SCUBAPRO MK25 EVO/S620 Ti
Price: $819 | Contact: scubapro.com
The MK25 EVO first stage has been a winner when paired with both the G260 and the A700 second stages, so we were eager to try it with the all-new S620 Ti. It didn’t disappoint. On the simulator, it took excellent scores at all our test depths, so we pushed it down to more than 300 feet, where at 30 breaths per minute, its work of breathing was just 1.12 joules — still very good in our scoring. In the water, it took top scores for ease of breathing in all attitudes — including perfect scores in swim position — and best score for dry operation when face-up. The second stage, which has a titanium inlet tube, was rated very good for comfort, although some divers found the breathing adjustment and the Venturi control a bit stiff . With impressive all around performance, and chosen as most test divers’ favorite, the MK25 EVO/S620 Ti is the Testers Choice in its category.
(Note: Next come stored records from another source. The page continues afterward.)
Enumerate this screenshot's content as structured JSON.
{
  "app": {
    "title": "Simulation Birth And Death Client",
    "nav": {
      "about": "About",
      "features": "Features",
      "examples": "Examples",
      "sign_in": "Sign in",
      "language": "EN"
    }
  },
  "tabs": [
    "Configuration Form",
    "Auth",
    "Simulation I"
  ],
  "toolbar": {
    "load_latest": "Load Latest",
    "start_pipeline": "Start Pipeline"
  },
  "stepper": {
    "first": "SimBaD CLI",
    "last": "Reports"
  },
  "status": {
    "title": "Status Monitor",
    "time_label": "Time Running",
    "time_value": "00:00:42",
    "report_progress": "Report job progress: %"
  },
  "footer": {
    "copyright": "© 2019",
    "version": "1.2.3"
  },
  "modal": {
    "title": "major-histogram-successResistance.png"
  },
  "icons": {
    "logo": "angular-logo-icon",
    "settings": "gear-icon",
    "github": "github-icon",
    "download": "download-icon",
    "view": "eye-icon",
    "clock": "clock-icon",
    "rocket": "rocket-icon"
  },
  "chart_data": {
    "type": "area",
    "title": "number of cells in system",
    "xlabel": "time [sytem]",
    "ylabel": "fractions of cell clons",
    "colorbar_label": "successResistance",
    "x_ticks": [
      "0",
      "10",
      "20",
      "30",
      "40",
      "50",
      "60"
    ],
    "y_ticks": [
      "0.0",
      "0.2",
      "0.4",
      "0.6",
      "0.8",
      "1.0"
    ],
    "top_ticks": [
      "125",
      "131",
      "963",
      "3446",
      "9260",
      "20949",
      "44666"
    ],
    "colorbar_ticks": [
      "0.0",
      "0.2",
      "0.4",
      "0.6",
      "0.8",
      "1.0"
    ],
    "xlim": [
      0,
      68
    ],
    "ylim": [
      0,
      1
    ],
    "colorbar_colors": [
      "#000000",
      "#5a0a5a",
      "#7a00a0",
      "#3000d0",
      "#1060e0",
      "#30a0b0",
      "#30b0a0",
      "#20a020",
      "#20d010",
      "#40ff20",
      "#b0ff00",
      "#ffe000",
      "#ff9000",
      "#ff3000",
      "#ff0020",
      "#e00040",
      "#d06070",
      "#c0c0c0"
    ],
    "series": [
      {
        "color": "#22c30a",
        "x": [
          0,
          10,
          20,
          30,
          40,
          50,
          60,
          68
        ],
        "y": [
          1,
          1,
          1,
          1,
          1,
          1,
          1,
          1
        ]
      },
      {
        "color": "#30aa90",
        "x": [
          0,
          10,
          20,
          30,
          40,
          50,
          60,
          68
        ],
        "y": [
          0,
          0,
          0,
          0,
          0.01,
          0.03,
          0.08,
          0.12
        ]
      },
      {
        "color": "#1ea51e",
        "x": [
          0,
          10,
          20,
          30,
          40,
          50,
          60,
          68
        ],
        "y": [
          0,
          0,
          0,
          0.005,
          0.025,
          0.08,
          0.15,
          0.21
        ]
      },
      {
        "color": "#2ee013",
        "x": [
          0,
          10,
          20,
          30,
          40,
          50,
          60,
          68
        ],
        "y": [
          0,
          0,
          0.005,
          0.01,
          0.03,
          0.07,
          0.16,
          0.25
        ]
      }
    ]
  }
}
Price: $690 | Contact: sherwoodscuba.com
With a name that dates back to the 1980s, the Maximus still has a right-angle swivel and long hose for routing beneath the right arm. But it’s had a thoroughly modern work-over, including the breathing adjustment and Venturi control, which are now combined on a single knob. The control is precise and easy to work; divers gave the breathing adjustment top score in its category. The large vents and metal grill in the front cover are designed to let the elliptical diaphragm respond quickly without being subject to free-flow from current; divers reported no free-flow problems, even in a stiff current at the test site. The second stage is light and the swivel removes the hose’s leverage, helping the Maximus take a very good score for comfort. Divers reported it was a little more work and wetter when face-up, but gave it very good scores in all other positions.